Shane grew up on the ranch with a sister, brother and dozens of other children, some of different ethnicity. He rode horses, played basketball, loved hockey. At the age of 15, he left home to play for the Kamloops Blazers of the Western Hockey League.

Tom Renney, now the coach of the New York Rangers, remembered the first time he saw Mr. Doan in Kamloops.

"Shane was skating back and forth between the bluelines and just had his head down," Mr. Renney said. "I asked, 'Doaner, what the heck are you doing?' He said, 'Mr. Renney, I never thought I'd see this Blazer logo going under my feet.' That's when you knew you had a kid with the passion to be a good player."

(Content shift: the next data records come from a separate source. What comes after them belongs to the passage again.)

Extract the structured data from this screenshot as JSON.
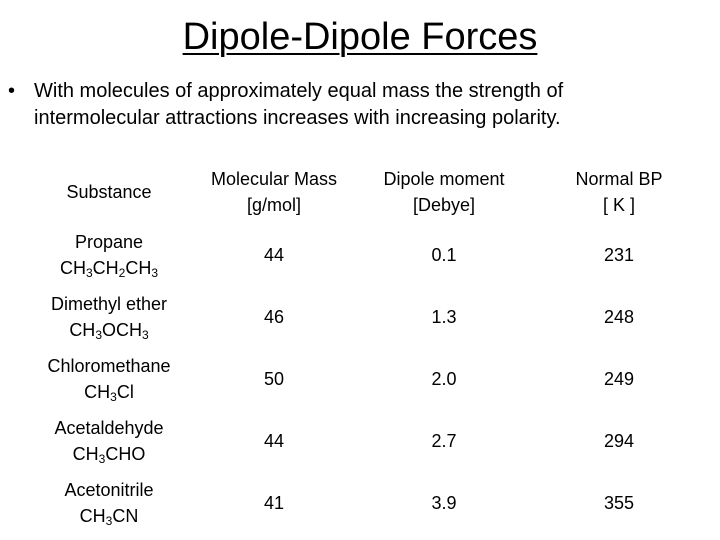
{
  "title": "Dipole-Dipole Forces",
  "bullet": {
    "symbol": "•",
    "text": "With molecules of approximately equal mass the strength of intermolecular attractions increases with increasing polarity."
  },
  "table": {
    "headers": [
      {
        "line1": "Substance",
        "line2": ""
      },
      {
        "line1": "Molecular Mass",
        "line2": "[g/mol]"
      },
      {
        "line1": "Dipole moment",
        "line2": "[Debye]"
      },
      {
        "line1": "Normal BP",
        "line2": "[ K ]"
      }
    ],
    "rows": [
      {
        "name": "Propane",
        "formula_parts": [
          [
            "CH",
            "3"
          ],
          [
            "CH",
            "2"
          ],
          [
            "CH",
            "3"
          ]
        ],
        "formula": "CH3CH2CH3",
        "mass": "44",
        "dipole": "0.1",
        "bp": "231"
      },
      {
        "name": "Dimethyl ether",
        "formula_parts": [
          [
            "CH",
            "3"
          ],
          [
            "OCH",
            "3"
          ]
        ],
        "formula": "CH3OCH3",
        "mass": "46",
        "dipole": "1.3",
        "bp": "248"
      },
      {
        "name": "Chloromethane",
        "formula_parts": [
          [
            "CH",
            "3"
          ],
          [
            "Cl",
            ""
          ]
        ],
        "formula": "CH3Cl",
        "mass": "50",
        "dipole": "2.0",
        "bp": "249"
      },
      {
        "name": "Acetaldehyde",
        "formula_parts": [
          [
            "CH",
            "3"
          ],
          [
            "CHO",
            ""
          ]
        ],
        "formula": "CH3CHO",
        "mass": "44",
        "dipole": "2.7",
        "bp": "294"
      },
      {
        "name": "Acetonitrile",
        "formula_parts": [
          [
            "CH",
            "3"
          ],
          [
            "CN",
            ""
          ]
        ],
        "formula": "CH3CN",
        "mass": "41",
        "dipole": "3.9",
        "bp": "355"
      }
    ]
  }
}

Mr. Doan has a zest for life and sport. As a player, he has become a consistent high-level performer, one who can score, hit and fight.

He is comfortable saying fighting is simply part of the game and that it doesn't clash with his Christian beliefs.

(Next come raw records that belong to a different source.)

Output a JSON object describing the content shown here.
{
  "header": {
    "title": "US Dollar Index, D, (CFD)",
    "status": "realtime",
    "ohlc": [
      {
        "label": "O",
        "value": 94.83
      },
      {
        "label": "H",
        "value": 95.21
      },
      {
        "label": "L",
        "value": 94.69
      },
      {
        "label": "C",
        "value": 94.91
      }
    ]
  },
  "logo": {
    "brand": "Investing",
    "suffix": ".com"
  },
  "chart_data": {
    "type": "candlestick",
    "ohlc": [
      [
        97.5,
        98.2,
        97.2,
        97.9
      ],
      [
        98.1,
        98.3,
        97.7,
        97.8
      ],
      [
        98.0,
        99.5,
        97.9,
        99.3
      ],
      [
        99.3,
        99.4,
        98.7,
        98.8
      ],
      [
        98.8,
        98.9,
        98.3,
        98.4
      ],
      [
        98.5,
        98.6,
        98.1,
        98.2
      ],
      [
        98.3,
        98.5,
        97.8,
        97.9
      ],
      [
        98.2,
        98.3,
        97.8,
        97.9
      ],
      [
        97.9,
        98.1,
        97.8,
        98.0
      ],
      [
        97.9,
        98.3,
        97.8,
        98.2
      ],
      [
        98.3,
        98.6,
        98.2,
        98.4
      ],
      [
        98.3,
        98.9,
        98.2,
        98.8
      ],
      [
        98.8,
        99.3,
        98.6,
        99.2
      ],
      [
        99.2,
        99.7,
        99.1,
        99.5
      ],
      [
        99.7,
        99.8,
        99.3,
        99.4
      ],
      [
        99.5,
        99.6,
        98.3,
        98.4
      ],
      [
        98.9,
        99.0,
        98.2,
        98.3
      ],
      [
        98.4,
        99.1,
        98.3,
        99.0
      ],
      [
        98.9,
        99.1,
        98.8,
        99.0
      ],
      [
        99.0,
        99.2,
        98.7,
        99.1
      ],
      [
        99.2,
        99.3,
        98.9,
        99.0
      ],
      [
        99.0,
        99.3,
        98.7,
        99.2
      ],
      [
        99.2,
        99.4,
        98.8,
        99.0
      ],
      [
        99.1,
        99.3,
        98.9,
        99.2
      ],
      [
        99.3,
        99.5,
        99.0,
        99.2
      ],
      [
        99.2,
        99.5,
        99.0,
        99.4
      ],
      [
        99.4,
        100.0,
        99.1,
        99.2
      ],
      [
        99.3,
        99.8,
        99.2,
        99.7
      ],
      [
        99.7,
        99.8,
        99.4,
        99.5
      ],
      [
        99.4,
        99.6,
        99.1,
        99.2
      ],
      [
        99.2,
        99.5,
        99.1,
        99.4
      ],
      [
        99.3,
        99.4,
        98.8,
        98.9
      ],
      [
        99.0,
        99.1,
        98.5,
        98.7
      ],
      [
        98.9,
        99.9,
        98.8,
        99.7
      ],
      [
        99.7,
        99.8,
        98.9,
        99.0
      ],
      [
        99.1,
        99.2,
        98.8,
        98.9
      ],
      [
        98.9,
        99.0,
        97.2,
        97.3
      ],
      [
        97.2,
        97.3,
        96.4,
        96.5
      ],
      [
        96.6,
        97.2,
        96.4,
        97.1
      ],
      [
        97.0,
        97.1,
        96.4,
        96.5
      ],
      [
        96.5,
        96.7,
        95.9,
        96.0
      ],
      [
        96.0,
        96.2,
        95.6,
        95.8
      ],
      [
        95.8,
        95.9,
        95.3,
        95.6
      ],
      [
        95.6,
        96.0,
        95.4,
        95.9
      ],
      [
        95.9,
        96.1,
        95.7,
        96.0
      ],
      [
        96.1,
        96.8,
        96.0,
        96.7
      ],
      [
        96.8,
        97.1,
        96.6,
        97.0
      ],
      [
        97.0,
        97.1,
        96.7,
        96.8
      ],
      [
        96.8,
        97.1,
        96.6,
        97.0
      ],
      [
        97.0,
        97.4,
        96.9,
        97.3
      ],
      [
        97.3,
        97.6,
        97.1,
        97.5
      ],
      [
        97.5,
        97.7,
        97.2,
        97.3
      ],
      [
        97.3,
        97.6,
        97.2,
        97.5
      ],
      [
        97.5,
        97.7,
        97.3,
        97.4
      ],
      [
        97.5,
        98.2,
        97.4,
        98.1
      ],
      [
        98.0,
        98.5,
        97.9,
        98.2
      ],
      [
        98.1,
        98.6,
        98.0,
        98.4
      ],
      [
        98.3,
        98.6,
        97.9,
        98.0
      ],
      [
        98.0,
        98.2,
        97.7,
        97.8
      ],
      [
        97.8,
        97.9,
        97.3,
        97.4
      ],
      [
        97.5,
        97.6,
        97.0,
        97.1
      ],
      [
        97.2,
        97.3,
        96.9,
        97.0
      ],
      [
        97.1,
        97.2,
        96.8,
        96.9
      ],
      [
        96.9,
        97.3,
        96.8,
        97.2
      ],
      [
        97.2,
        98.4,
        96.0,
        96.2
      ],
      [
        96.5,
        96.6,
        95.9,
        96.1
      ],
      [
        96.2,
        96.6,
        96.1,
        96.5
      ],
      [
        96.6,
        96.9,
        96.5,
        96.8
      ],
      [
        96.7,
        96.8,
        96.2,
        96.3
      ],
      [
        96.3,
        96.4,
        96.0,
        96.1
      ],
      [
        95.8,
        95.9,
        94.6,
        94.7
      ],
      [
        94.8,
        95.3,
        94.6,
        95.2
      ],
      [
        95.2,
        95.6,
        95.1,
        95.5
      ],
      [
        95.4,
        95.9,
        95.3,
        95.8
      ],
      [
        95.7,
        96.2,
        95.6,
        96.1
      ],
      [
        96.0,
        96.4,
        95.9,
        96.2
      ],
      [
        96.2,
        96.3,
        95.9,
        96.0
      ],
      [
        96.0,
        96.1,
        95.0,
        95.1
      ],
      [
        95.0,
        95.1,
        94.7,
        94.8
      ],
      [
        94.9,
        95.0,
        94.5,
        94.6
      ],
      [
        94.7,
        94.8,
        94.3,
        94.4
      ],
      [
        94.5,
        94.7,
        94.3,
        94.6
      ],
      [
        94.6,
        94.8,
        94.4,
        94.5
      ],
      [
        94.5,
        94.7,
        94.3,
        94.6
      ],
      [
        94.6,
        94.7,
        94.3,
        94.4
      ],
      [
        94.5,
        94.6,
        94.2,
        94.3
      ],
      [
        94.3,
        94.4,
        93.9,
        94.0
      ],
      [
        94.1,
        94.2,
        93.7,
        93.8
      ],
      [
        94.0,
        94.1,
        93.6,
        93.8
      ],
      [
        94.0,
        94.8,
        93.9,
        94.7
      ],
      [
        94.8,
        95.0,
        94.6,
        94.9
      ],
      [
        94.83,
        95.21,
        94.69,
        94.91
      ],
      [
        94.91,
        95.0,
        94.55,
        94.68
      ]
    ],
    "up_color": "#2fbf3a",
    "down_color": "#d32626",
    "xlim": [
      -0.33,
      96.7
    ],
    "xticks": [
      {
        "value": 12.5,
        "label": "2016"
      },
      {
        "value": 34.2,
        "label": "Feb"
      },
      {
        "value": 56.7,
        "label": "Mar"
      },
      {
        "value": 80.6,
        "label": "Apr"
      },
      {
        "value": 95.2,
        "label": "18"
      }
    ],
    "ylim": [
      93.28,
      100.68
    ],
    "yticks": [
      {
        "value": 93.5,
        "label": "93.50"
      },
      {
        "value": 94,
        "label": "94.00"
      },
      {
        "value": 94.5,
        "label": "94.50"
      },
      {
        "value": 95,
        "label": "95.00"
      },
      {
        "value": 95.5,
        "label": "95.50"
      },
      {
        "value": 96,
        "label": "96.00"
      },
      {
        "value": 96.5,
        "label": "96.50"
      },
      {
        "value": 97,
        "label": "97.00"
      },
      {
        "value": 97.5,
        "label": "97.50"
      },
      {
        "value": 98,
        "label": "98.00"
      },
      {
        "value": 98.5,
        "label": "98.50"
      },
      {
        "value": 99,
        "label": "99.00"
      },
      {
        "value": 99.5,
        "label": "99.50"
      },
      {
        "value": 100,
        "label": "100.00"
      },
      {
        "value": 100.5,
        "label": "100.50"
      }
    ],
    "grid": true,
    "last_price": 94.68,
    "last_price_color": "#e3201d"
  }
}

"God made me the way I am. He gave me intensity, passion and desire and for me to try and not have that is wrong," Mr. Doan recently told The Globe and Mail. "Life to me is to have fun and play hockey, be intense and when I'm on the ice to run people over."

Most hockey players do charity work and Mr. Doan does his share. He just doesn't talk about it.

During the last week of the 2006-07 NHL regular season, Mr. Doan arranged for more than 200 homeless children to come by bus to the Phoenix Coyotes practice rink and skate with him. He paid for everything - transportation, ice time, skate rentals and the pizza party that followed. Then he arranged for 600 kids and parents to attend a Coyotes game. He paid for the tickets and told the team's public relations staff not to say a word to the media.

"I've known Shane a long time," said Ottawa Senators forward Mike Fisher, who has played with and against him. "And [making a cultural slur]sounds like something completely out of character for him."

The supporters say what is in character is Mr. Doan offering to give up the captaincy to protect Hockey Canada and his teammates from any further abuse.

Hockey Canada denounced that option. It said the best man was already wearing the C on his jersey.